Source: arXiv - 2604.15180v1

Overview

The paper AdaSplash‑2 tackles one of the biggest pain points in modern transformer models: the quadratic memory and compute cost of the softmax‑based attention mechanism when dealing with long sequences. By dramatically speeding up the differentiable sparse α‑entmax attention, the authors make it practical to train and deploy models that keep only the most relevant attention weights, unlocking higher efficiency without sacrificing accuracy.

Key Contributions

  • Histogram‑based τ initialization: A lightweight on‑chip histogram of attention scores yields an accurate starting point for the α‑entmax normalizer, cutting the number of root‑finding iterations to 1–2 on average.
  • AdaSplash‑2 algorithm: Integrates the histogram init with a sparsity‑aware GPU kernel that skips zero‑valued blocks, keeping overhead minimal.
  • Performance parity with FlashAttention‑2: When sparsity exceeds ~60 % (common in long‑context regimes), AdaSplash‑2 matches or even outperforms the state‑of‑the‑art dense attention implementation.
  • Empirical validation on downstream tasks: Models trained with AdaSplash‑2 achieve comparable results to softmax baselines on short contexts and show significant gains (up to ~15 % lower perplexity) on long‑context benchmarks.
  • Open‑source implementation: The authors release a CUDA‑based library that can be dropped into existing PyTorch/Transformers pipelines.

Methodology

  1. α‑entmax attention replaces the softmax normalizer with a sparsity‑inducing function parameterized by α > 1. The output is a probability distribution where many entries become exactly zero, but computing the normalizer τ requires solving a root‑finding problem.
  2. AdaSplash‑2’s histogram init:
    • While scanning the raw attention scores (the QKᵀ matrix), the kernel builds a coarse histogram (e.g., 256 bins) stored in fast SRAM.
    • The histogram approximates the cumulative distribution of scores, allowing the algorithm to estimate τ with a closed‑form expression rather than starting from a naïve guess.
  3. Iterative refinement: With the histogram‑based guess, the root‑finding loop converges in 1–2 Newton iterations instead of the 5–10 typical for naïve methods.
  4. Sparse‑aware GPU kernel: After τ is known, the kernel masks out entries below the entmax threshold, packs the remaining values into dense blocks, and processes only those blocks.
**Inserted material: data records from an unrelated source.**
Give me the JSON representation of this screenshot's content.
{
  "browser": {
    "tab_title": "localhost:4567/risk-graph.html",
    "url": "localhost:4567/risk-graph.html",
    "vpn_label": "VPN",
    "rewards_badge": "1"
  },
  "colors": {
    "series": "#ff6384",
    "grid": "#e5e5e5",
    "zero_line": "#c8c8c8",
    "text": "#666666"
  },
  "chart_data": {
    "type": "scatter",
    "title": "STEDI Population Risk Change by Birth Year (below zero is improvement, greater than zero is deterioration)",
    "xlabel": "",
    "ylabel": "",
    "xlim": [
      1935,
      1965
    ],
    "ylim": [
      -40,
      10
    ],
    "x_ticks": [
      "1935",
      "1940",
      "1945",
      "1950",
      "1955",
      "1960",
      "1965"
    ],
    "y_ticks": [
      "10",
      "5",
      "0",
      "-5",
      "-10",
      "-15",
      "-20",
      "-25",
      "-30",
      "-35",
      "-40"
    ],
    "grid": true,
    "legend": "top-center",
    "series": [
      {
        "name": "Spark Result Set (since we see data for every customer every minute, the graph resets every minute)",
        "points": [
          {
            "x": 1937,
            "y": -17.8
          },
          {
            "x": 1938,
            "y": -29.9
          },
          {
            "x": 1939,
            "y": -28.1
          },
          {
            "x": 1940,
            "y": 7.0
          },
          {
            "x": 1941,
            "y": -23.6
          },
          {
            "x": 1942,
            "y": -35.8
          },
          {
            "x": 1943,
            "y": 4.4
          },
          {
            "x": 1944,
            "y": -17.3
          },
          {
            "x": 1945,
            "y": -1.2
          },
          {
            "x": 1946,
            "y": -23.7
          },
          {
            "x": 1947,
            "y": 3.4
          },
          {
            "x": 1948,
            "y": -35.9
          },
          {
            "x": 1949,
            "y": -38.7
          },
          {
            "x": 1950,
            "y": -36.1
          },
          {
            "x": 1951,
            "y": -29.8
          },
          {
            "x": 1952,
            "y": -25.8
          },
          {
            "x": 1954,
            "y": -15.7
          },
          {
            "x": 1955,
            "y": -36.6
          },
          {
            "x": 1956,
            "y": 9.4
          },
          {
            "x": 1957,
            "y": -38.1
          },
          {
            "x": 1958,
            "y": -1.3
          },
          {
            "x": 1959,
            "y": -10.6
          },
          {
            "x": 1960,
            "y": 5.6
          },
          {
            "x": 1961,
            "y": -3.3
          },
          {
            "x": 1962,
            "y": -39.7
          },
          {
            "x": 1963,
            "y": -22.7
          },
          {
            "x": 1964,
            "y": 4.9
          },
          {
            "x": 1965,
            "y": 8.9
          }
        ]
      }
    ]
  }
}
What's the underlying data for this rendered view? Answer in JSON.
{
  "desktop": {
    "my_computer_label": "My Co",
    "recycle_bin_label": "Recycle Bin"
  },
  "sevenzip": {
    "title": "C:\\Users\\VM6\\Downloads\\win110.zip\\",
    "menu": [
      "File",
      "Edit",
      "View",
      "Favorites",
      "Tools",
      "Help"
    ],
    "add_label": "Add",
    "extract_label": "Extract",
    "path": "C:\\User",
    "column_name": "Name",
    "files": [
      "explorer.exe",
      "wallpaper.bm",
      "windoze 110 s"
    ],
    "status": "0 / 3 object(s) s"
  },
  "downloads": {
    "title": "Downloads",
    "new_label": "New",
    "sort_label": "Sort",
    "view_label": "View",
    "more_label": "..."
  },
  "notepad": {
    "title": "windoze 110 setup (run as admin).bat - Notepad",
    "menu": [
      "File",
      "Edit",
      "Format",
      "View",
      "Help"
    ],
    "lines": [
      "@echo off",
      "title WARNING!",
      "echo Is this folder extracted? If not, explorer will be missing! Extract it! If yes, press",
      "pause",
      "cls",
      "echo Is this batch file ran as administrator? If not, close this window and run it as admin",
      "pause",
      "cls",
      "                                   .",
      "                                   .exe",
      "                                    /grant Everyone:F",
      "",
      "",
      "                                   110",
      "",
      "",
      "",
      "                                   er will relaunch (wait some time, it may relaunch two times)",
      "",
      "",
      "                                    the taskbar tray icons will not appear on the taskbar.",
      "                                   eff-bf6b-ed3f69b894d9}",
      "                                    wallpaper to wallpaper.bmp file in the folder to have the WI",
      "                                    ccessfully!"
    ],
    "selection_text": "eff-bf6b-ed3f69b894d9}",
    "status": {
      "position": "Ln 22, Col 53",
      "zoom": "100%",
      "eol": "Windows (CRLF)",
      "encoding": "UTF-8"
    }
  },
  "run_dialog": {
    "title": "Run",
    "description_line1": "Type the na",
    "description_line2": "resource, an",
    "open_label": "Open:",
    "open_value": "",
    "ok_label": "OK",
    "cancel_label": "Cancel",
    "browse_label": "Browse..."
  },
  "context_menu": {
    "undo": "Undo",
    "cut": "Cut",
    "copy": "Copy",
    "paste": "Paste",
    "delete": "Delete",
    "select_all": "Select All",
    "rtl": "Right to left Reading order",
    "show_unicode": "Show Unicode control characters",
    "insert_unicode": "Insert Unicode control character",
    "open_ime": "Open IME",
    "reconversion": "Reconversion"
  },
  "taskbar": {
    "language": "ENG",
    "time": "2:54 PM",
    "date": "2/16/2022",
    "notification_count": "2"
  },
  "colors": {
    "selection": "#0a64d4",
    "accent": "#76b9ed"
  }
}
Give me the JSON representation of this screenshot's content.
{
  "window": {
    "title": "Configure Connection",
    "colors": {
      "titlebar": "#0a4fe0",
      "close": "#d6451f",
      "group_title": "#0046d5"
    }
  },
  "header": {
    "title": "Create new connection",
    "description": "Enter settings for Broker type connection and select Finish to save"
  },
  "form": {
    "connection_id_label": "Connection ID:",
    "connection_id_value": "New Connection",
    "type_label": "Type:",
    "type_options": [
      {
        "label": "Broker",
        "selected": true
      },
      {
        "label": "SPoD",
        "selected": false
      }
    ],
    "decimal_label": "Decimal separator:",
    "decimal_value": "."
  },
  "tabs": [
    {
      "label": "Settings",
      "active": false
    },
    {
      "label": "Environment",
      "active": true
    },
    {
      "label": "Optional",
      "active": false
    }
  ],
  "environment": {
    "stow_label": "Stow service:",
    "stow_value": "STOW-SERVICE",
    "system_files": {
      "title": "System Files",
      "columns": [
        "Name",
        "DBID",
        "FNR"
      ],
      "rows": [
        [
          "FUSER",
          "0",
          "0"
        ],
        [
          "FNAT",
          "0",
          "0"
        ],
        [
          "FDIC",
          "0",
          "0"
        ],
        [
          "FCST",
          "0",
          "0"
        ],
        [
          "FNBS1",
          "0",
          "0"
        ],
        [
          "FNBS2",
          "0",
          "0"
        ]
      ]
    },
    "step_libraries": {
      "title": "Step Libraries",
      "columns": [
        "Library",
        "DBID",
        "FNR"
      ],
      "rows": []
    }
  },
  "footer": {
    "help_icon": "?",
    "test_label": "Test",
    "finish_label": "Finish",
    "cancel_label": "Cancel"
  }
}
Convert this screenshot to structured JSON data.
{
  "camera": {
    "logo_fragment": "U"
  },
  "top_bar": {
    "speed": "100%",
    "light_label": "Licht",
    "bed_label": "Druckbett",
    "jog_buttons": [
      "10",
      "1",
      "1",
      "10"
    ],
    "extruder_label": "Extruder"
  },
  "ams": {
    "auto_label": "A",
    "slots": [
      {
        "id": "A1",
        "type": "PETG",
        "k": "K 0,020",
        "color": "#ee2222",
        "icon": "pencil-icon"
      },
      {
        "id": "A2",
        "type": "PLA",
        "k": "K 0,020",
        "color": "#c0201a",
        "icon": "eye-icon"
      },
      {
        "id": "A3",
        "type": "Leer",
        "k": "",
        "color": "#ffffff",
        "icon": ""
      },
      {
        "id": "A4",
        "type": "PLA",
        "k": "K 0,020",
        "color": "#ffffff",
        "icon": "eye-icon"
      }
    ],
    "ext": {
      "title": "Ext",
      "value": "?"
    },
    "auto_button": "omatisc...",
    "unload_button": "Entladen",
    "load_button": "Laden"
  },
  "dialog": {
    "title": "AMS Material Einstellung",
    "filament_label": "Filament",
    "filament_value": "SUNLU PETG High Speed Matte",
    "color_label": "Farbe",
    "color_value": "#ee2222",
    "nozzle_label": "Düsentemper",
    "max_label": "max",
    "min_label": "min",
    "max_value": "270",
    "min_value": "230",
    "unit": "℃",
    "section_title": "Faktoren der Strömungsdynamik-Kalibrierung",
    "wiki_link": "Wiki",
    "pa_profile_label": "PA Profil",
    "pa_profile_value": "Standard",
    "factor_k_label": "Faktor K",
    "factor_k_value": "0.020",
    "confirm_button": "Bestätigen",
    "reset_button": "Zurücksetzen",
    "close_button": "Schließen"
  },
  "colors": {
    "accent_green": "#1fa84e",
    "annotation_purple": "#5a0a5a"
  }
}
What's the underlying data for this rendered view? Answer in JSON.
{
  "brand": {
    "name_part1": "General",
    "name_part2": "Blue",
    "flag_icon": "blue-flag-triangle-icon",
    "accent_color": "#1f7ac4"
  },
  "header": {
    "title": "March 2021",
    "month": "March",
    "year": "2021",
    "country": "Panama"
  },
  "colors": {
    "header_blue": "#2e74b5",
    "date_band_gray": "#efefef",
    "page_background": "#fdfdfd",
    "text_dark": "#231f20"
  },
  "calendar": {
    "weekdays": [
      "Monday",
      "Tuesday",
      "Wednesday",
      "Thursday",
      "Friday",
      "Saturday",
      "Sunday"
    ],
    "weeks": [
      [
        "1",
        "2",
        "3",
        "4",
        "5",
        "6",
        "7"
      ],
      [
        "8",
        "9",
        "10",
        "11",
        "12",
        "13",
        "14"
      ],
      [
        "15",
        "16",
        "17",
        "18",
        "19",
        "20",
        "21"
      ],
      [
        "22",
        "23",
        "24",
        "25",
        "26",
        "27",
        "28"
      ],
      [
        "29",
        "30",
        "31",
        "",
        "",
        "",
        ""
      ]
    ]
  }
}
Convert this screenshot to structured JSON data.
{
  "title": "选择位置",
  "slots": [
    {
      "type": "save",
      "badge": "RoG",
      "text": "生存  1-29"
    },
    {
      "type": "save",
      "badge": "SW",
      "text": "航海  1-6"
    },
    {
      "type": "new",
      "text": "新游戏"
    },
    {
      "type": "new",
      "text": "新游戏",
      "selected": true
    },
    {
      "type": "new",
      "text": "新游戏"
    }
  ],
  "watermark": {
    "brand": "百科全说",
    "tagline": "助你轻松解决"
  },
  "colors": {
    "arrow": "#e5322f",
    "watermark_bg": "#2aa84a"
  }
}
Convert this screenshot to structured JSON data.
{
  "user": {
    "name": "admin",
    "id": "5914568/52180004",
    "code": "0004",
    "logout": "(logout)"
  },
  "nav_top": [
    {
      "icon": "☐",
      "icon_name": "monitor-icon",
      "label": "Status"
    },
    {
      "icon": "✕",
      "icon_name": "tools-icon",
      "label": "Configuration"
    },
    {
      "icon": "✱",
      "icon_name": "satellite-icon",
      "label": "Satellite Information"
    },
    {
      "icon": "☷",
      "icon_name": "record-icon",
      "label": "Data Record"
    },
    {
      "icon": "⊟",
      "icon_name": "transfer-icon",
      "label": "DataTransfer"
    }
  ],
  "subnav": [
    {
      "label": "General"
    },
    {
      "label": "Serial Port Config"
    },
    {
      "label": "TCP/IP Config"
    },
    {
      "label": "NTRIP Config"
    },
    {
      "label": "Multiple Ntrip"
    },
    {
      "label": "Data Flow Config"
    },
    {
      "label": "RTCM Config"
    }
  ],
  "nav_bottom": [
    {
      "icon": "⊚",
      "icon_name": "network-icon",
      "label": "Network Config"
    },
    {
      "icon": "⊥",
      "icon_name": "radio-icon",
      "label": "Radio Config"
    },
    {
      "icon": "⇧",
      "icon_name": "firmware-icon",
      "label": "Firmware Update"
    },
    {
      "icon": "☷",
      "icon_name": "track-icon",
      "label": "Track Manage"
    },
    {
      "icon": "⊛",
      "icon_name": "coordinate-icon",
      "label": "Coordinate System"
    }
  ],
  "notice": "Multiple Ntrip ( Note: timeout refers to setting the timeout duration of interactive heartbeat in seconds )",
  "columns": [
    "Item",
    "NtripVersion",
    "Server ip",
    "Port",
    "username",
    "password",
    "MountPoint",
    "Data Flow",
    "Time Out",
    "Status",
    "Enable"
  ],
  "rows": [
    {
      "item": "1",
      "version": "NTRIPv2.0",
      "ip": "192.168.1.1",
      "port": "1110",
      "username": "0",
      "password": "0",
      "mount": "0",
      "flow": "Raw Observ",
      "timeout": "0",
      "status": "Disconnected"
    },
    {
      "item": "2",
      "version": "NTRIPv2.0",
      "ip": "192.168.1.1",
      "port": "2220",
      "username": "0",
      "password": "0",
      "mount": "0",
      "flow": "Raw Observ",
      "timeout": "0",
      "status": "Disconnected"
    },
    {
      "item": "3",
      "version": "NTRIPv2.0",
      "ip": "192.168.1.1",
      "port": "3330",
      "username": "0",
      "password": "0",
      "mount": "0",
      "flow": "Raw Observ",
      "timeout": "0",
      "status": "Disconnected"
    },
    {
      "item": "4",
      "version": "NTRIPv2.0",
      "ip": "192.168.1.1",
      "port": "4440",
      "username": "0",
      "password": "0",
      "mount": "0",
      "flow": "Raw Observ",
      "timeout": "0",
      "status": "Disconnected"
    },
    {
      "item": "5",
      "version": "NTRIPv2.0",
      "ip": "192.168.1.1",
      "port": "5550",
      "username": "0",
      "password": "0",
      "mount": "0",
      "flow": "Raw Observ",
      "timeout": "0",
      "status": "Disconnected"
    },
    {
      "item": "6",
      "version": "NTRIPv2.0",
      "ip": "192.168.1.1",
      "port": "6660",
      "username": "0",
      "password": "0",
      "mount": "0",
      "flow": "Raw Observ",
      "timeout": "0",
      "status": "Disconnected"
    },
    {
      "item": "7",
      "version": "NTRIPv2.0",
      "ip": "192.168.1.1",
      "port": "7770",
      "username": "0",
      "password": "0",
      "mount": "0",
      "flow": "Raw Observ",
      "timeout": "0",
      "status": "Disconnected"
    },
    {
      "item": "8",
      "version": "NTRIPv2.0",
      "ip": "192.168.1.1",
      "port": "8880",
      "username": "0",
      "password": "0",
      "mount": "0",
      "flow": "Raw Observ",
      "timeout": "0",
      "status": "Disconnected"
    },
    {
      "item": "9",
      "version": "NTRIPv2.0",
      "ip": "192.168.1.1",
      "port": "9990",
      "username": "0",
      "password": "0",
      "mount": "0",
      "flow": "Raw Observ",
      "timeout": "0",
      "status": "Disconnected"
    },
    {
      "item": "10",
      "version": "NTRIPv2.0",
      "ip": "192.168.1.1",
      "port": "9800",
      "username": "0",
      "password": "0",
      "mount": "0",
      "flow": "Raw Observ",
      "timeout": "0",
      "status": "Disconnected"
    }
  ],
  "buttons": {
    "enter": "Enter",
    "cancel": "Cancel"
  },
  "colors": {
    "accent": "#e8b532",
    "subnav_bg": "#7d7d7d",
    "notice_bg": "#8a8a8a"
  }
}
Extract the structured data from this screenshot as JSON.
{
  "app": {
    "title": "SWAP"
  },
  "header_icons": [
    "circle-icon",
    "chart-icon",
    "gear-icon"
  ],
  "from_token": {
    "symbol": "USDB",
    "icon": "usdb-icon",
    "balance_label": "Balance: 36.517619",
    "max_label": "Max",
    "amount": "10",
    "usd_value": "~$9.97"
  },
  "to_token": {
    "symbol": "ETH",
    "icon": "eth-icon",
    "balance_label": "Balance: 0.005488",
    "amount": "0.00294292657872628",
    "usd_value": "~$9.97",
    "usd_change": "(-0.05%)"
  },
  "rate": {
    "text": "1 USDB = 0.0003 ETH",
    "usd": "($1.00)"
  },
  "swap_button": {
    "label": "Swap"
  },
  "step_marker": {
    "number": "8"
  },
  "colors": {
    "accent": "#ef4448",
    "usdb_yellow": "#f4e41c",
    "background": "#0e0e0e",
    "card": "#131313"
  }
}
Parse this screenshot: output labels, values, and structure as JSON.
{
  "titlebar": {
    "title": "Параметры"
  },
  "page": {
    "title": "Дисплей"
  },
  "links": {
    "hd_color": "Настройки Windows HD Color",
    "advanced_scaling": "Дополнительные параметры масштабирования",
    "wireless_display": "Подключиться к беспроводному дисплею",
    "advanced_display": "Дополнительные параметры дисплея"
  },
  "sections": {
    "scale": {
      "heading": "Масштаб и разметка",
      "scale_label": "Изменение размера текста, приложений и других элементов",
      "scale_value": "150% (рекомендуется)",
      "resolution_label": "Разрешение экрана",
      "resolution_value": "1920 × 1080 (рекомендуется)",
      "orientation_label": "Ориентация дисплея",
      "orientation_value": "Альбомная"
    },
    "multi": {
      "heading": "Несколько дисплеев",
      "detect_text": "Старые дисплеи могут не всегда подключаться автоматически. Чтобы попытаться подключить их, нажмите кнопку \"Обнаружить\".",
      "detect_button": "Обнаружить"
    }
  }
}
Zero blocks are skipped entirely, saving memory bandwidth and compute.
  5. Training pipeline: The authors plug AdaSplash‑2 into standard transformer code (e.g., HuggingFace’s BertModel) and train on language modeling and summarization datasets with sequence lengths up to 16 k tokens.

Results & Findings

SettingBaseline (FlashAttention‑2)AdaSplash‑2Speed‑up (relative)Sparsity level
4 k tokens, 70 % sparsity1.00× (baseline)0.94×6 % faster70 %
8 k tokens, 80 % sparsity1.00×0.88×12 % faster80 %
16 k tokens, 85 % sparsity1.00×0.81×19 % faster85 %
Language modeling (perplexity) – short context (512)12.312.4
Language modeling – long context (8 k)15.813.6
  • Training time: For moderate‑to‑high sparsity, per‑step wall‑clock time is on par with or better than dense FlashAttention‑2.
  • Model quality: No degradation on short sequences; noticeable improvements on long‑range tasks, confirming that the sparsity pattern preserves the most informative dependencies.
  • Memory footprint: Peak activation memory drops by ~40 % at 85 % sparsity, enabling larger batch sizes or longer sequences on the same GPU.

Practical Implications

  • Long‑context applications: Retrieval‑augmented generation, document‑level summarization, and code‑completion tools can now train transformer models with tens of thousands of tokens without prohibitive hardware upgrades.
  • Cost savings: Reduced memory bandwidth and compute translate directly into lower cloud GPU bills, especially for workloads that already exhibit high attention sparsity (e.g., hierarchical or sliding‑window models).
  • Drop‑in replacement: Because AdaSplash‑2 follows the same API as standard nn.MultiheadAttention, developers can experiment with sparse attention by swapping a single module import.
  • Compatibility with existing optimizations: The method works alongside mixed‑precision training, gradient checkpointing, and other speed‑up tricks, making it a versatile addition to any performance‑focused stack.
  • Potential for edge deployment: The SRAM‑resident histogram and block‑skipping logic are well‑suited for custom ASICs or mobile GPUs where memory is at a premium.

Limitations & Future Work

  • Sparsity dependence: The speed advantage diminishes when the attention pattern is dense (< 50 % sparsity). In such regimes, traditional dense kernels remain preferable.
  • Histogram granularity trade‑off: A coarser histogram reduces SRAM usage but can lead to slightly more Newton iterations; tuning this hyper‑parameter may be required for different hardware.
  • Extension to multi‑query/multi‑key setups: The current implementation assumes a single QKᵀ matrix per head; adapting to more exotic attention variants (e.g., multi‑query attention) is left for future research.
  • Theoretical analysis of convergence: While empirical iteration counts are low, a formal bound on the number of Newton steps given histogram error would strengthen the method’s guarantees.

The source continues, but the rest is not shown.